Unfortunately, I do not have any further info on this incident, but in looking through my assignor archives, I found a similar incident involving one of our umpires.

In the days before formal FED appeals when umpires called runners out for missing bases without any appeal, one of our umpires, who had only worked FED ball, was doing a game under pro rules. After a play ended, while the pitcher was mounting the rubber with no apparant intention to appeal, the umpire called the runner out for missing a base. The offense was furious, the defense then initiated the proper appeal, and the runner was called out.

The only difference between the case that we are debating here and this case is that in the PA announcer probably acted with malice and the umpire new to pro rules acted out of ignorance. Regardless, the defense learned of the missed base outside the intent of the rules.

The only proper ruling in both cases is to call the runner out.

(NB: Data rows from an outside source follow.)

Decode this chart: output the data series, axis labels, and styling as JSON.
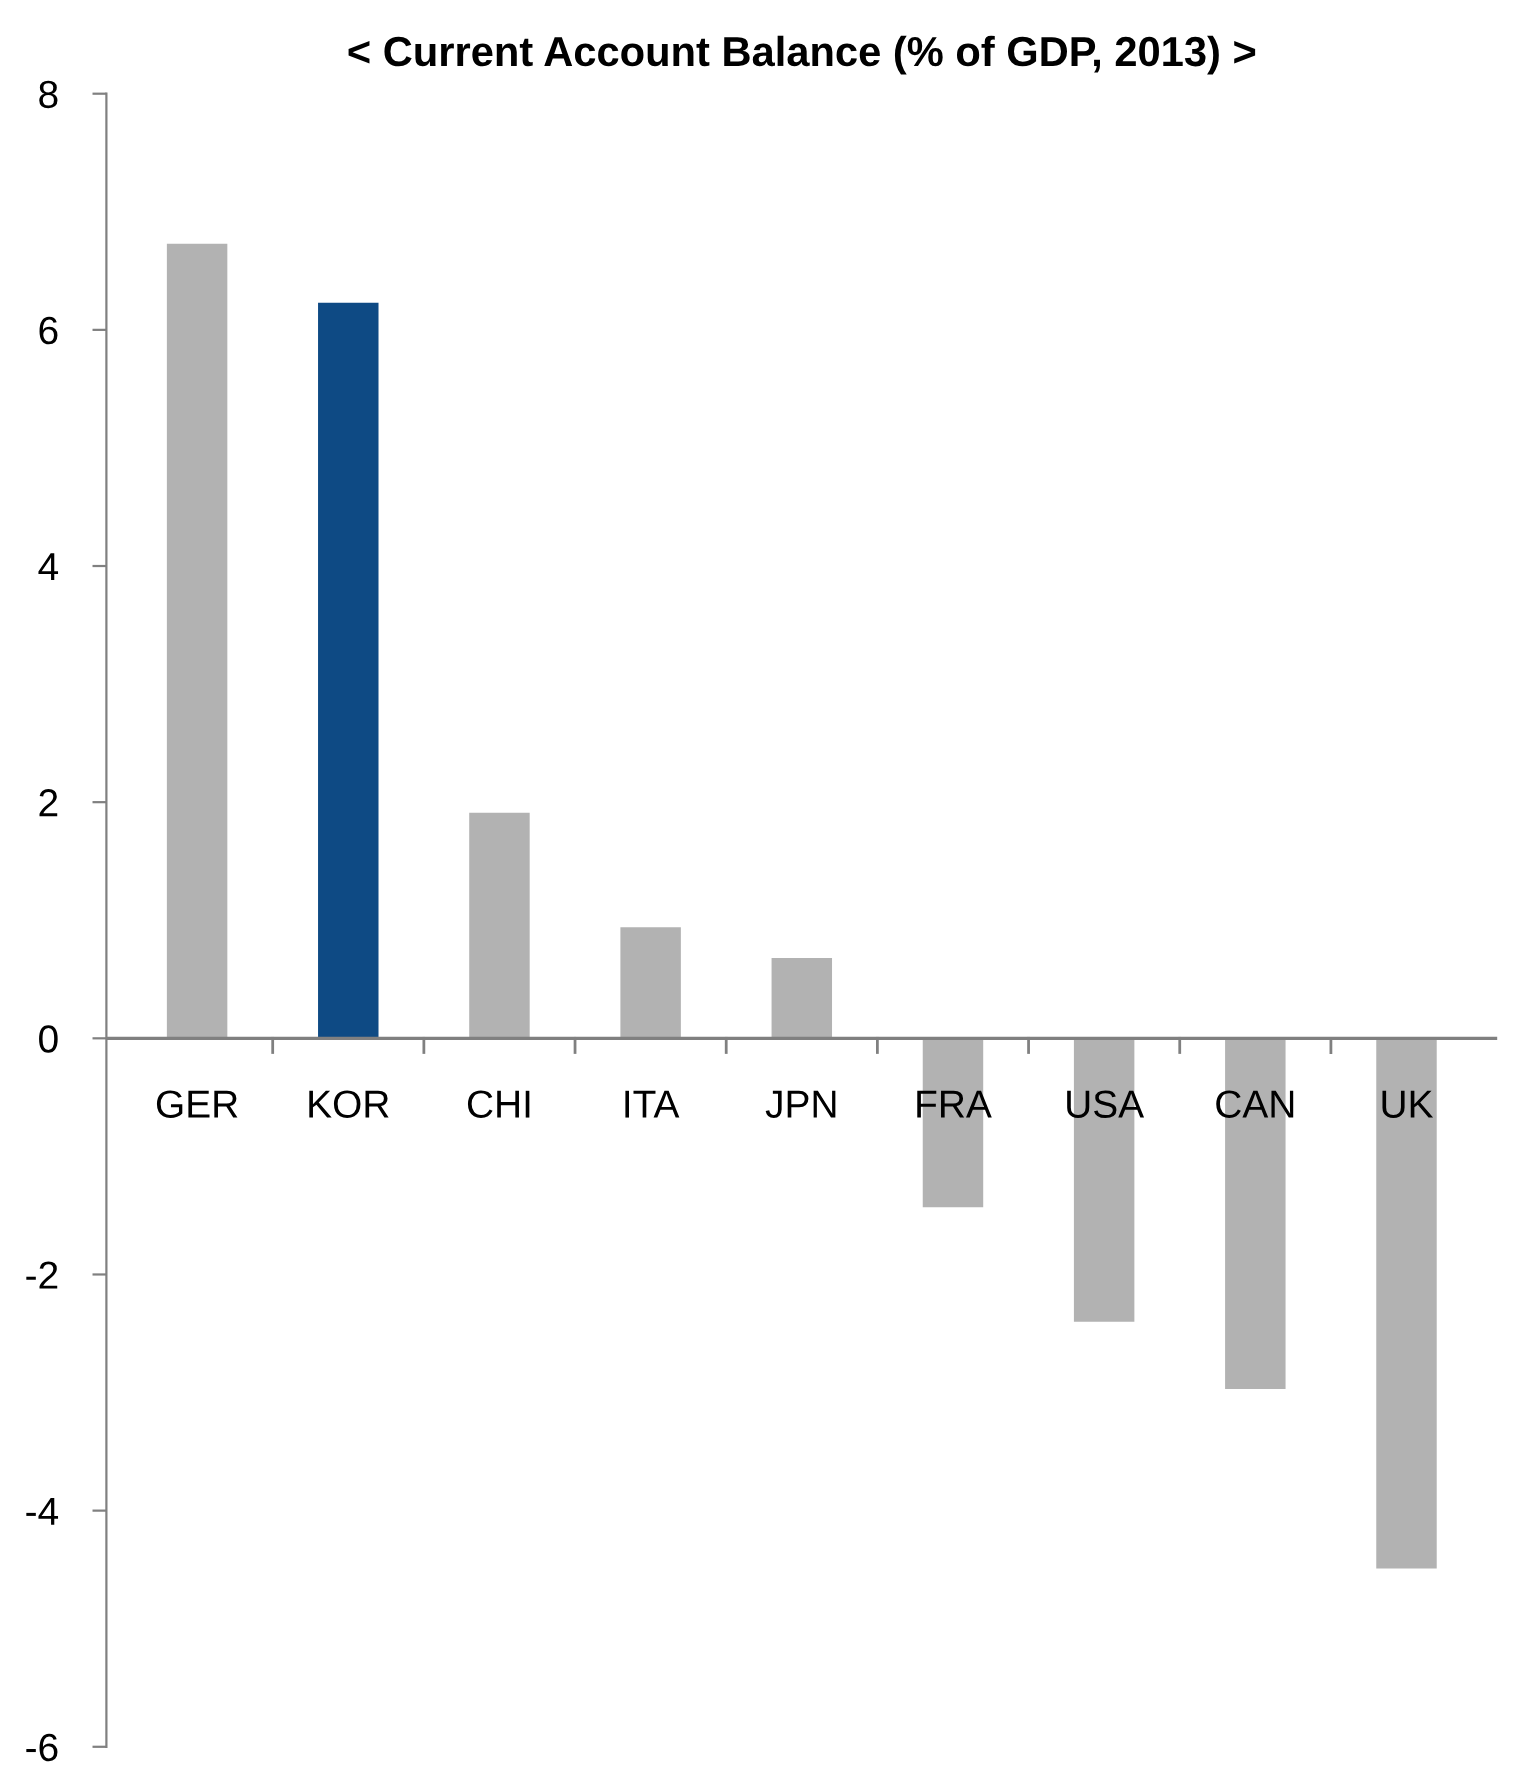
{
  "chart_data": {
    "type": "bar",
    "title": "< Current Account Balance (% of GDP, 2013) >",
    "categories": [
      "GER",
      "KOR",
      "CHI",
      "ITA",
      "JPN",
      "FRA",
      "USA",
      "CAN",
      "UK"
    ],
    "values": [
      6.73,
      6.23,
      1.91,
      0.94,
      0.68,
      -1.43,
      -2.4,
      -2.97,
      -4.49
    ],
    "colors": [
      "#b2b2b2",
      "#0e4a84",
      "#b2b2b2",
      "#b2b2b2",
      "#b2b2b2",
      "#b2b2b2",
      "#b2b2b2",
      "#b2b2b2",
      "#b2b2b2"
    ],
    "ylim": [
      -6,
      8
    ],
    "yticks": [
      -6,
      -4,
      -2,
      0,
      2,
      4,
      6,
      8
    ],
    "grid": false,
    "legend": false
  }
}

Anything else is making up rules. I have read the whole thread and I am appalled at the apparant willingness of some umpires to play God and try to make things "fair." Our job is to enforce the rules. League officials are allowed to make things fair if they want. But for umpires, the only correct course of action is eject the announcer, call R2 out, and move on.

On the other hand, league presidents (e.g., the AL president who overuled the umpires in the famous pine tar incident involving George Brett) have more leeway. It would be entirely appropriate for a league president to meet out punishment by awarding a victory to the visiting team for the outrageous conduct of the home team PA announcer. It is entirely innappropriate for an umpire to attempt to do the same thing.

Look at the NCAA. The governing boards regularly take away victories from teams that are found to have illegal players, recruiting violations, etc. On field officials never do that, however.